Combining MPC and reinforcement learning in a model-reference framework for urban traffic signal control

Both model predictive control (MPC) and reinforcement learning (RL) have shown promising results in the control of traffic signals in urban traffic networks. There are, however, a few drawbacks. MPC controllers are not adaptive and therefore perform suboptimal in the presence of the uncertainties that always occur in urban traffic systems. Although very advanced prediction models for urban traffic signal control systems exist, these models also come with a price: the computational complexity of MPC controllers increases with the accuracy of the model. RL techniques involve a time-consuming and data-dependent offline computation, as the agent needs to pursue a training process. The training process is also the main reason why RL techniques have not been employed in real-world urban traffic systems. Through exploration in the training phase the controller may cause a suboptimal and potentially unacceptable bad performance in the system. Besides, most RL techniques do not have any stability and feasibility guarantees. With the goal of mitigating these drawbacks, the model-reference RL adaptive control framework is introduced.
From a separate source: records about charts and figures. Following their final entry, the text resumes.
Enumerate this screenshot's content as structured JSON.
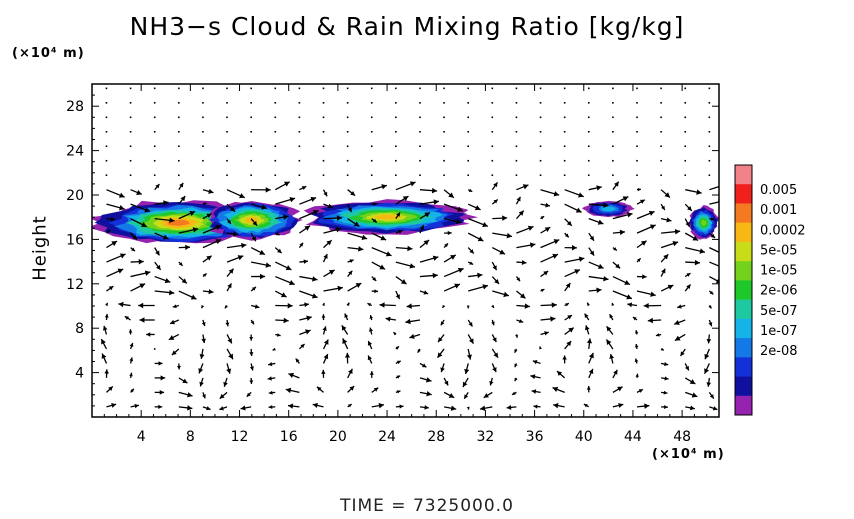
{
  "title": "NH3−s Cloud & Rain Mixing Ratio [kg/kg]",
  "y_unit": "(×10⁴ m)",
  "x_unit": "(×10⁴ m)",
  "time_label": "TIME  =  7325000.0",
  "chart_data": {
    "type": "heatmap",
    "title": "NH3−s Cloud & Rain Mixing Ratio [kg/kg]",
    "xlabel": "",
    "ylabel": "Height",
    "xlim": [
      0,
      51
    ],
    "ylim": [
      0,
      30
    ],
    "x_ticks": [
      "4",
      "8",
      "12",
      "16",
      "20",
      "24",
      "28",
      "32",
      "36",
      "40",
      "44",
      "48"
    ],
    "y_ticks": [
      "4",
      "8",
      "12",
      "16",
      "20",
      "24",
      "28"
    ],
    "colorbar": {
      "labels": [
        "0.005",
        "0.001",
        "0.0002",
        "5e-05",
        "1e-05",
        "2e-06",
        "5e-07",
        "1e-07",
        "2e-08"
      ],
      "colors": [
        "#f2828a",
        "#f0201c",
        "#f47a22",
        "#f8b814",
        "#c8dc18",
        "#74d21c",
        "#1ec82a",
        "#1ec8a0",
        "#14b4e8",
        "#1478e6",
        "#1430d8",
        "#10109e",
        "#9622b0"
      ]
    },
    "cloud_regions": [
      {
        "x_range": [
          0,
          14
        ],
        "y_range": [
          15.5,
          19.5
        ],
        "peak": "0.001"
      },
      {
        "x_range": [
          9,
          17
        ],
        "y_range": [
          16,
          19.5
        ],
        "peak": "0.0002"
      },
      {
        "x_range": [
          17,
          31
        ],
        "y_range": [
          16.5,
          19.5
        ],
        "peak": "0.0002"
      },
      {
        "x_range": [
          40,
          44
        ],
        "y_range": [
          18,
          19.5
        ],
        "peak": "1e-07"
      },
      {
        "x_range": [
          48.5,
          51
        ],
        "y_range": [
          16,
          19
        ],
        "peak": "1e-05"
      }
    ],
    "vector_field": true
  }
}
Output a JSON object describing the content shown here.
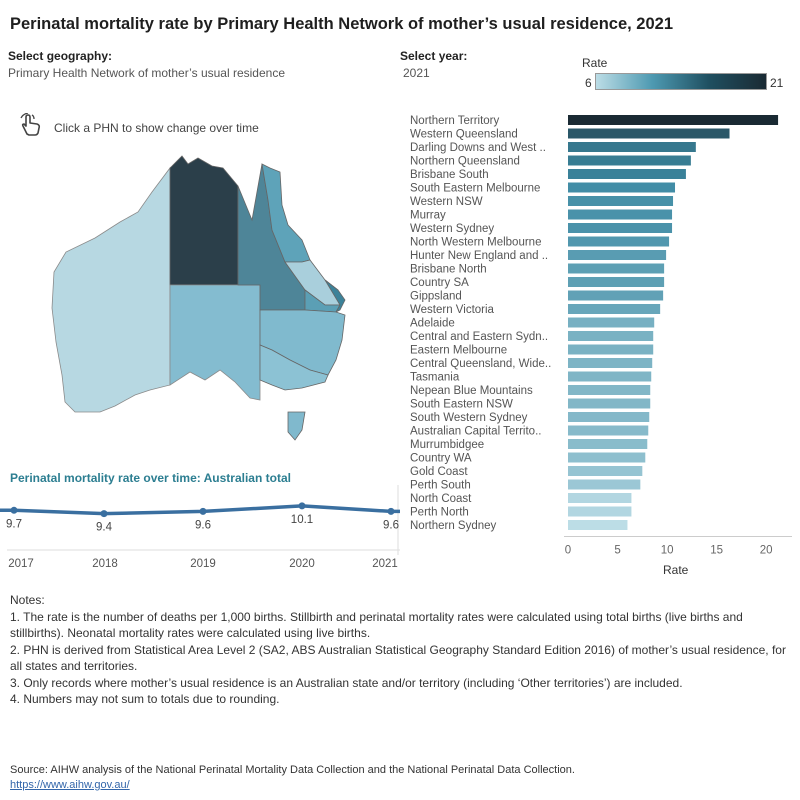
{
  "title": "Perinatal mortality rate by Primary Health Network of mother’s usual residence, 2021",
  "controls": {
    "geography_label": "Select geography:",
    "geography_value": "Primary Health Network of mother’s usual residence",
    "year_label": "Select year:",
    "year_value": "2021"
  },
  "legend": {
    "title": "Rate",
    "min": "6",
    "max": "21"
  },
  "hint": {
    "text": "Click a PHN to show change over time",
    "icon": "hand-pointer-icon"
  },
  "colors": {
    "dark": "#1a2a33",
    "mid": "#3d8aa3",
    "light": "#b7d8e2",
    "trend_line": "#3a6fa0",
    "trend_title": "#2c7e91"
  },
  "trend": {
    "title": "Perinatal mortality rate over time: Australian total",
    "years": [
      "2017",
      "2018",
      "2019",
      "2020",
      "2021"
    ],
    "values": [
      9.7,
      9.4,
      9.6,
      10.1,
      9.6
    ],
    "labels": [
      "9.7",
      "9.4",
      "9.6",
      "10.1",
      "9.6"
    ]
  },
  "chart_data": {
    "type": "bar",
    "orientation": "horizontal",
    "title": "Perinatal mortality rate by Primary Health Network of mother’s usual residence, 2021",
    "xlabel": "Rate",
    "xlim": [
      0,
      22
    ],
    "xticks": [
      "0",
      "5",
      "10",
      "15",
      "20"
    ],
    "categories": [
      "Northern Territory",
      "Western Queensland",
      "Darling Downs and West ..",
      "Northern Queensland",
      "Brisbane South",
      "South Eastern Melbourne",
      "Western NSW",
      "Murray",
      "Western Sydney",
      "North Western Melbourne",
      "Hunter New England and ..",
      "Brisbane North",
      "Country SA",
      "Gippsland",
      "Western Victoria",
      "Adelaide",
      "Central and Eastern Sydn..",
      "Eastern Melbourne",
      "Central Queensland, Wide..",
      "Tasmania",
      "Nepean Blue Mountains",
      "South Eastern NSW",
      "South Western Sydney",
      "Australian Capital Territo..",
      "Murrumbidgee",
      "Country WA",
      "Gold Coast",
      "Perth South",
      "North Coast",
      "Perth North",
      "Northern Sydney"
    ],
    "values": [
      21.2,
      16.3,
      12.9,
      12.4,
      11.9,
      10.8,
      10.6,
      10.5,
      10.5,
      10.2,
      9.9,
      9.7,
      9.7,
      9.6,
      9.3,
      8.7,
      8.6,
      8.6,
      8.5,
      8.4,
      8.3,
      8.3,
      8.2,
      8.1,
      8.0,
      7.8,
      7.5,
      7.3,
      6.4,
      6.4,
      6.0
    ]
  },
  "map": {
    "regions": [
      {
        "name": "Western Australia",
        "rate": 7.6
      },
      {
        "name": "Northern Territory",
        "rate": 21.2
      },
      {
        "name": "Western Queensland",
        "rate": 16.3
      },
      {
        "name": "Northern Queensland",
        "rate": 12.4
      },
      {
        "name": "Central Queensland",
        "rate": 8.5
      },
      {
        "name": "Darling Downs and West Moreton",
        "rate": 12.9
      },
      {
        "name": "South Australia",
        "rate": 9.2
      },
      {
        "name": "New South Wales",
        "rate": 9.8
      },
      {
        "name": "Victoria",
        "rate": 9.8
      },
      {
        "name": "Tasmania",
        "rate": 8.4
      }
    ]
  },
  "notes": {
    "heading": "Notes:",
    "items": [
      "1. The rate is the number of deaths per 1,000 births. Stillbirth and perinatal mortality rates were calculated using total births (live births and stillbirths). Neonatal mortality rates were calculated using live births.",
      "2. PHN is derived from Statistical Area Level 2 (SA2, ABS Australian Statistical Geography Standard Edition 2016) of mother’s usual residence, for all states and territories.",
      "3. Only records where mother’s usual residence is an Australian state and/or territory (including ‘Other territories’) are included.",
      "4. Numbers may not sum to totals due to rounding."
    ]
  },
  "source": {
    "text": "Source: AIHW analysis of the National Perinatal Mortality Data Collection and the National Perinatal Data Collection.",
    "link": "https://www.aihw.gov.au/"
  }
}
RL is used to obtain an adaptive law to adjust a stable baseline controller to follow a set reference. This thesis focusses on the design and analysis of this scheme where MPC control is used to obtain the baseline control input. The computed baseline control input combined with the traffic model used, determines the reference state to be followed. By performing a case study, the training characteristics of the framework are compared to those of a conventional RL-based controller. Besides, the system performance framework is compared to that of a fixed-time controller a conventional MPC controller and a conventional RL-based controller. The simulation shows that the framework outperforms the RL-based controller in terms of performance during training and the general simulation performance of the MPC controller.